Tras medio año de búsqueda, Jeannine dio con una oferta laboral en un despacho en el que está próxima a empezar. Eso sí: le advirtieron que, al menos durante dos años, le van a pagar menos de lo que le correspondería por su preparación y funciones.

“En la misma empresa me dicen: ‘No te podemos ofrecer más dinero porque simplemente no hay, no tenemos, a lo mejor en uno o dos años nos regularizamos y podemos ofrecerte un sueldo acorde a lo que vas a estar haciendo, pero por el momento es todo lo que podemos ofrecerte’. La verdad, sí está bastante duro”, dice.

“Me deprimió saber que no hay trabajo”
Hugo Pérez tiene 25 años y vive en Chimalhuacán, en el oriente del Estado de México. Este joven, cuyo nombre fue cambiado a petición suya, es padre de un niño de 5 años y vive con su esposa, de 25, en casa de su suegra. Estudió el bachillerato y lo concluyó como mecánico automotriz. Antes de la pandemia ya le había sido imposible ejercer su oficio. En los últimos 10 meses ha transitado por trabajos de limpieza o de guardia de seguridad. En algún momento él mismo intentó abrir una verdulería en su colonia, pero el negoció no prosperó.

“A lo mejor te entra la tristeza, pero es más la incertidumbre de: ¿ahora qué vamos a hacer y dónde vamos a conseguir trabajo? Porque con esto de la pandemia bastantes negocios cerraron”, dice.

En su actual empleo, como guardia de la Central de Abastos de la Ciudad de México, le pagan 3 mil pesos quincenales. Ni siquiera firmó un contrato. No tiene prestaciones, tampoco seguro, de modo que él y su familia están en la más desnuda vulnerabilidad ante la pandemia de COVID.

“Sí es un poco cansado, complicado, pero por lo menos tenemos trabajo, ya que hay mucha gente que va buscando, intentando sacar a su familia adelante”, expone.

“Se sigue viendo a diario que sí hay uno que otro anuncio de ‘Se solicita personal’, pero son empleos, la verdad, muy matados, de cargadores, de chalán, para un sueldo que, dices tú: ‘es que no me alcanza para solventar los gastos de mi familia’. Sí está un poco complicado”.

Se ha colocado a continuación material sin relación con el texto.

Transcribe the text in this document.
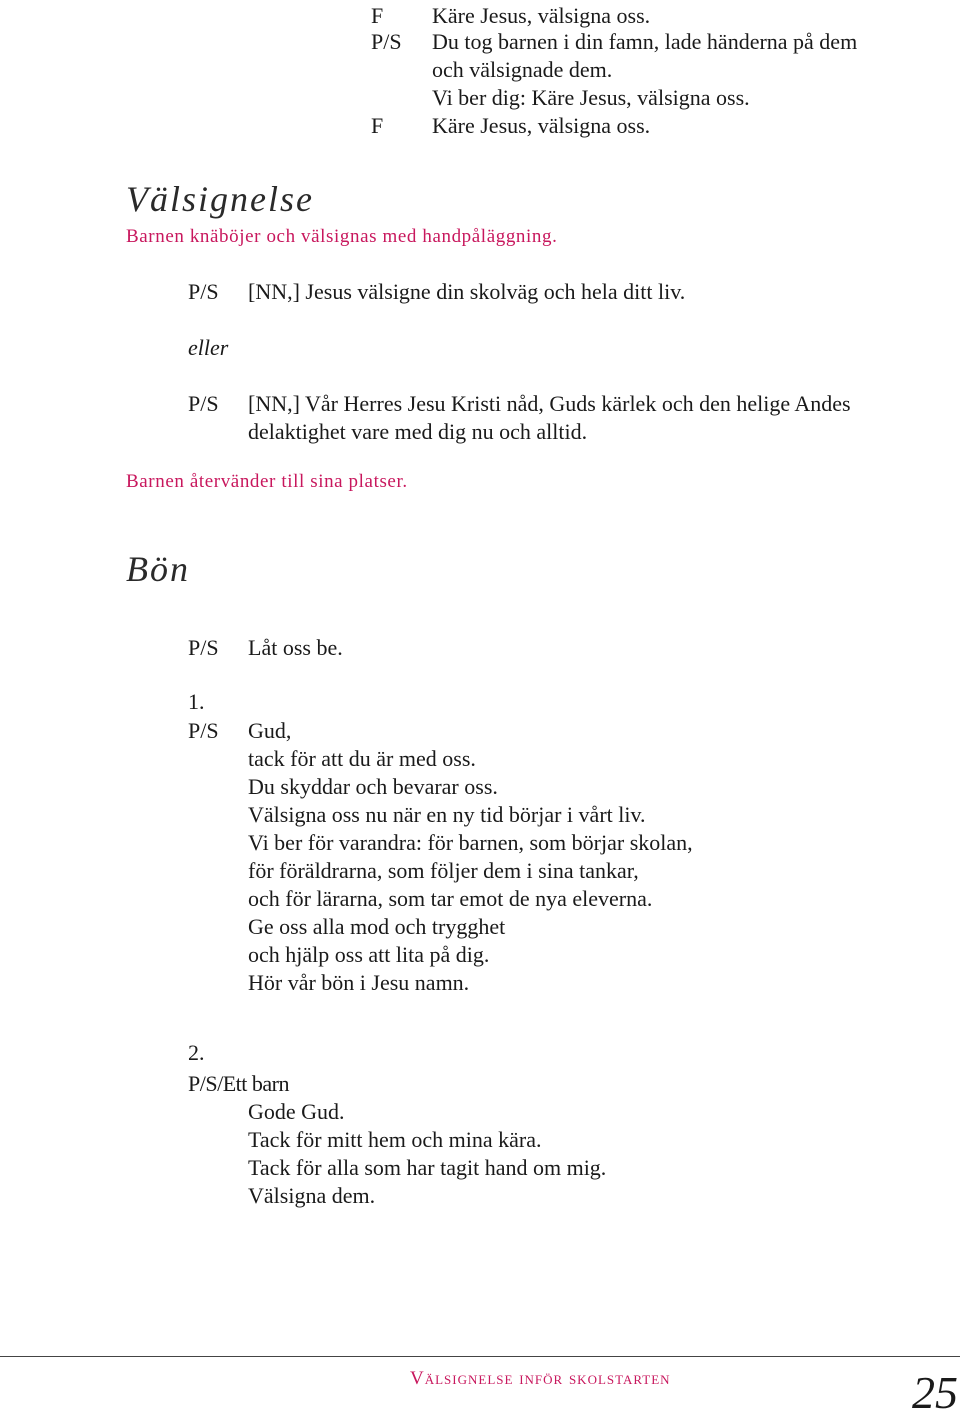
F Käre Jesus, välsigna oss.
P/S Du tog barnen i din famn, lade händerna på dem
och välsignade dem.
Vi ber dig: Käre Jesus, välsigna oss.
F Käre Jesus, välsigna oss.
Välsignelse
Barnen knäböjer och välsignas med handpåläggning.
P/S [NN,] Jesus välsigne din skolväg och hela ditt liv.
eller
P/S [NN,] Vår Herres Jesu Kristi nåd, Guds kärlek och den helige Andes
delaktighet vare med dig nu och alltid.
Barnen återvänder till sina platser.
Bön
P/S Låt oss be.
1.
P/S Gud,
tack för att du är med oss.
Du skyddar och bevarar oss.
Välsigna oss nu när en ny tid börjar i vårt liv.
Vi ber för varandra: för barnen, som börjar skolan,
för föräldrarna, som följer dem i sina tankar,
och för lärarna, som tar emot de nya eleverna.
Ge oss alla mod och trygghet
och hjälp oss att lita på dig.
Hör vår bön i Jesu namn.
2.
P/S/Ett barn
Gode Gud.
Tack för mitt hem och mina kära.
Tack för alla som har tagit hand om mig.
Välsigna dem.
Välsignelse inför skolstarten	25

Para llegar a su empleo actual, recuerda, pasó por varias entrevistas en donde le exigieron pagar prueba PCR para confirmar que era negativo a COVID o presentar una carta de antecedentes no penales federales, trámite que, sostiene, estuvo restringido durante la pandemia.

Hugo, sin embargo, ve la adversidad con optimismo. Dice que la crisis es una oportunidad.

“Después de pasar una situación tan crítica durante casi un año, lo único que te queda es aguantar y agarrar experiencia de ahí, porque, si te quedas ahí mismo, el freno ya no te lo pone la pandemia, el freno te lo pones tú mismo, eso ya es cosa de cada quién. En lo personal, a lo mejor sí me deprimió un poco, me dio tristeza saber que no hay trabajo, pero, si se te cierra una puerta, una ventana se te abre”, afirma.